Four of the eight executives — including two finance executives — agreed to pay a total of $75 million (U.S.). The settlements still must be approved by the U.S. Securities and Exchange Commission, but RIM said the staff of the SEC’s Division of Enforcement has agreed to recommend that the commissioners give their approval.
Under the deal with the Ontario Securities Commission, the four men — co-CEOs Jim Balsillie and Mike Lazaridis, chief operating officer and former CFO Dennis Kavelman, and former director of finance and current vice president of corporate operations Angelo Loberto — agreed to repay the company roughly $31 million for benefits arising from incorrectly priced stock options granted to all RIM employees from 1996 to 2006.
They also agreed to pay RIM $36.3 million — $12.15 million of which had previously been paid — to defray costs incurred by the company to investigate and remediate its stock options and governance practices.
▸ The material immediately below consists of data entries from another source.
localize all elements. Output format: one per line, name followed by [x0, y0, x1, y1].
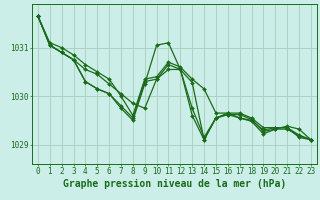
X-axis label: Graphe pression niveau de la mer (hPa): Graphe pression niveau de la mer (hPa): [63, 179, 286, 189]
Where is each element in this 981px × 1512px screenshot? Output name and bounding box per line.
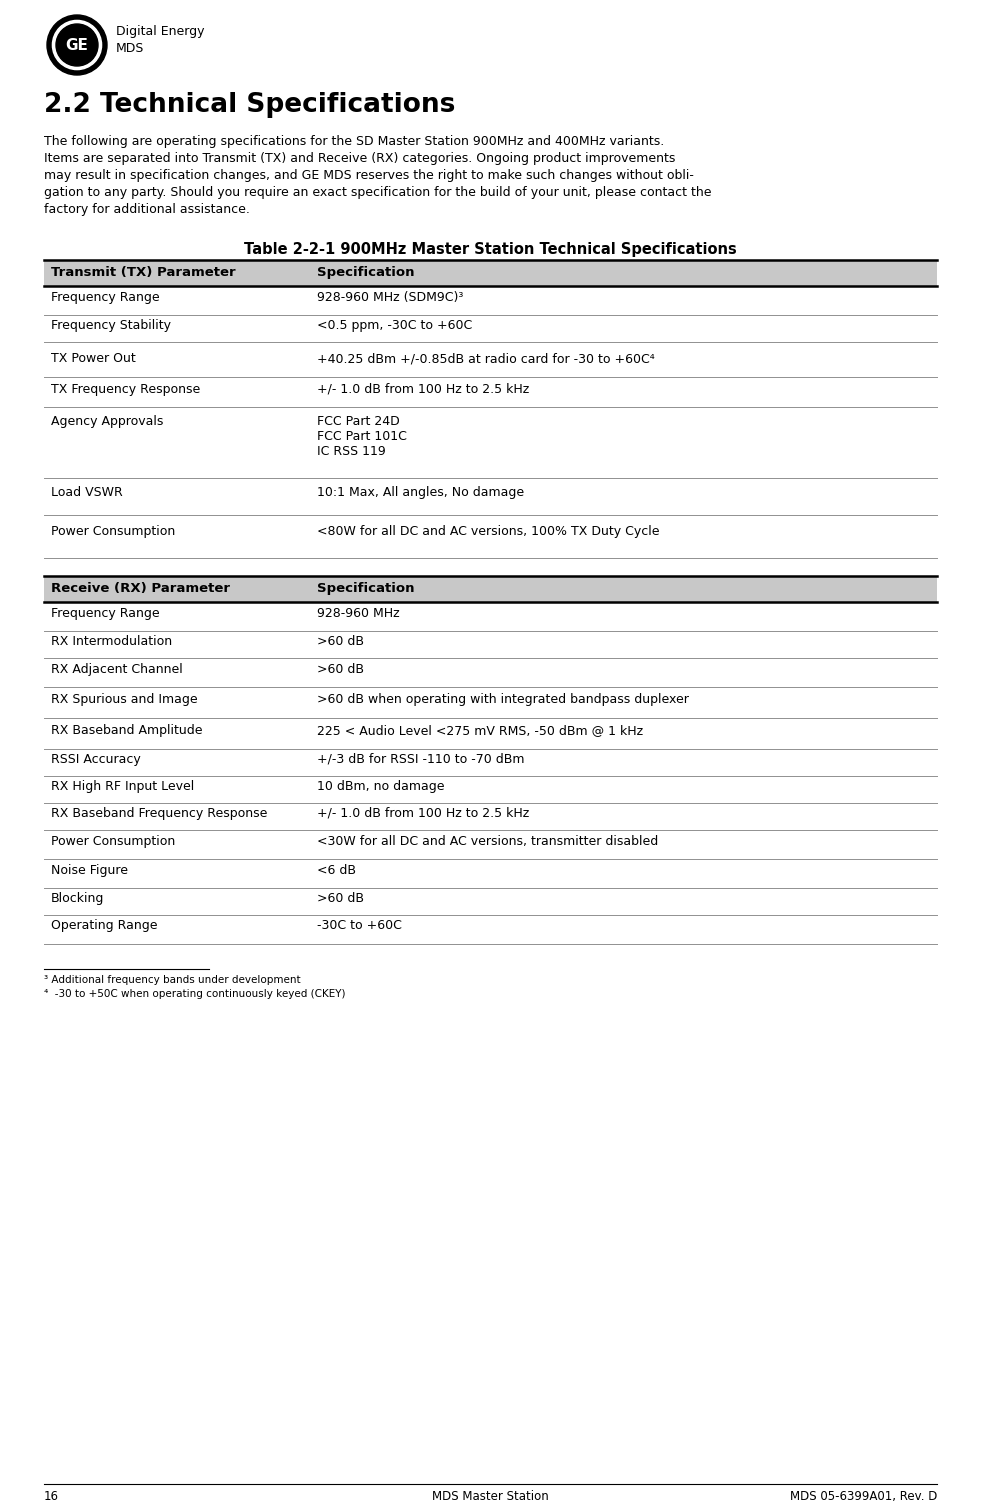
- Text: >60 dB: >60 dB: [318, 635, 364, 649]
- Text: >60 dB: >60 dB: [318, 662, 364, 676]
- Text: RX Adjacent Channel: RX Adjacent Channel: [51, 662, 182, 676]
- Text: Power Consumption: Power Consumption: [51, 835, 176, 848]
- Text: 928-960 MHz: 928-960 MHz: [318, 606, 400, 620]
- Text: ⁴  -30 to +50C when operating continuously keyed (CKEY): ⁴ -30 to +50C when operating continuousl…: [44, 989, 345, 999]
- Circle shape: [52, 20, 102, 70]
- Text: >60 dB when operating with integrated bandpass duplexer: >60 dB when operating with integrated ba…: [318, 692, 690, 706]
- Text: Frequency Stability: Frequency Stability: [51, 319, 171, 333]
- Text: Operating Range: Operating Range: [51, 919, 158, 931]
- Text: +/- 1.0 dB from 100 Hz to 2.5 kHz: +/- 1.0 dB from 100 Hz to 2.5 kHz: [318, 807, 530, 820]
- Text: RX Baseband Amplitude: RX Baseband Amplitude: [51, 724, 202, 736]
- Text: Load VSWR: Load VSWR: [51, 485, 123, 499]
- Text: <30W for all DC and AC versions, transmitter disabled: <30W for all DC and AC versions, transmi…: [318, 835, 658, 848]
- Text: RX Intermodulation: RX Intermodulation: [51, 635, 172, 649]
- Text: Items are separated into Transmit (TX) and Receive (RX) categories. Ongoing prod: Items are separated into Transmit (TX) a…: [44, 153, 675, 165]
- Text: The following are operating specifications for the SD Master Station 900MHz and : The following are operating specificatio…: [44, 135, 664, 148]
- Text: factory for additional assistance.: factory for additional assistance.: [44, 203, 250, 216]
- Bar: [44, 576, 937, 602]
- Text: Blocking: Blocking: [51, 892, 104, 906]
- Text: Agency Approvals: Agency Approvals: [51, 414, 164, 428]
- Text: Table 2-2-1 900MHz Master Station Technical Specifications: Table 2-2-1 900MHz Master Station Techni…: [244, 242, 737, 257]
- Text: RSSI Accuracy: RSSI Accuracy: [51, 753, 140, 767]
- Circle shape: [56, 24, 98, 67]
- Text: TX Power Out: TX Power Out: [51, 352, 135, 364]
- Text: MDS Master Station: MDS Master Station: [432, 1489, 549, 1503]
- Text: Noise Figure: Noise Figure: [51, 863, 128, 877]
- Text: <6 dB: <6 dB: [318, 863, 356, 877]
- Text: Power Consumption: Power Consumption: [51, 525, 176, 538]
- Text: 10:1 Max, All angles, No damage: 10:1 Max, All angles, No damage: [318, 485, 525, 499]
- Text: RX Baseband Frequency Response: RX Baseband Frequency Response: [51, 807, 268, 820]
- Text: ³ Additional frequency bands under development: ³ Additional frequency bands under devel…: [44, 975, 300, 984]
- Text: may result in specification changes, and GE MDS reserves the right to make such : may result in specification changes, and…: [44, 169, 694, 181]
- Text: GE: GE: [66, 38, 88, 53]
- Text: <0.5 ppm, -30C to +60C: <0.5 ppm, -30C to +60C: [318, 319, 473, 333]
- Text: RX High RF Input Level: RX High RF Input Level: [51, 780, 194, 792]
- Text: MDS 05-6399A01, Rev. D: MDS 05-6399A01, Rev. D: [790, 1489, 937, 1503]
- Circle shape: [47, 15, 107, 76]
- Text: 928-960 MHz (SDM9C)³: 928-960 MHz (SDM9C)³: [318, 290, 464, 304]
- Text: Transmit (TX) Parameter: Transmit (TX) Parameter: [51, 266, 235, 280]
- Text: MDS: MDS: [116, 42, 144, 54]
- Text: Specification: Specification: [318, 266, 415, 280]
- Text: +/- 1.0 dB from 100 Hz to 2.5 kHz: +/- 1.0 dB from 100 Hz to 2.5 kHz: [318, 383, 530, 396]
- Text: FCC Part 24D
FCC Part 101C
IC RSS 119: FCC Part 24D FCC Part 101C IC RSS 119: [318, 414, 407, 458]
- Text: >60 dB: >60 dB: [318, 892, 364, 906]
- Text: Receive (RX) Parameter: Receive (RX) Parameter: [51, 582, 230, 596]
- Text: 16: 16: [44, 1489, 59, 1503]
- Text: TX Frequency Response: TX Frequency Response: [51, 383, 200, 396]
- Text: <80W for all DC and AC versions, 100% TX Duty Cycle: <80W for all DC and AC versions, 100% TX…: [318, 525, 660, 538]
- Text: 225 < Audio Level <275 mV RMS, -50 dBm @ 1 kHz: 225 < Audio Level <275 mV RMS, -50 dBm @…: [318, 724, 644, 736]
- Text: Digital Energy: Digital Energy: [116, 26, 204, 38]
- Bar: [44, 260, 937, 286]
- Text: Frequency Range: Frequency Range: [51, 606, 160, 620]
- Text: Specification: Specification: [318, 582, 415, 596]
- Text: gation to any party. Should you require an exact specification for the build of : gation to any party. Should you require …: [44, 186, 711, 200]
- Text: +/-3 dB for RSSI -110 to -70 dBm: +/-3 dB for RSSI -110 to -70 dBm: [318, 753, 525, 767]
- Text: RX Spurious and Image: RX Spurious and Image: [51, 692, 197, 706]
- Text: Frequency Range: Frequency Range: [51, 290, 160, 304]
- Text: -30C to +60C: -30C to +60C: [318, 919, 402, 931]
- Text: 2.2 Technical Specifications: 2.2 Technical Specifications: [44, 92, 455, 118]
- Text: 10 dBm, no damage: 10 dBm, no damage: [318, 780, 445, 792]
- Text: +40.25 dBm +/-0.85dB at radio card for -30 to +60C⁴: +40.25 dBm +/-0.85dB at radio card for -…: [318, 352, 655, 364]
In addition, $7.37 million will go to the OSC as an administrative penalty and toward the costs of its investigation.
In addition, Kavelman is prohibited from acting as a director or officer of any publicly traded Canadian company for at least five years, or until he completes a course on the duties of directors and officers of public companies.
Loberto is also prohibited from acting as a director or officer of any Canadian company until he completes such a course. Balsillie has agreed not to act as a director of any Canadian company for at least one year.
Under the deal, RIM, best known for its BlackBerry device, agreed to submit to a review of its governance practices and procedures by an independent person selected by the OSC and paid for by RIM.
“While RIM and its directors and officers regret the occurrence of the matters described in the OSC settlement agreement, we believe the actions taken by RIM’s board of directors and management since the conclusion of the company’s internal review in March 2007 have further strengthened the company,” said John Richardson, RIM’s lead director.
Back in May 2007, Research In Motion restated results downward for 2005 and 2006 by a total of $248.2 million, largely caused by options-related errors. The impact on its fiscal 2007 results was not material, the company added.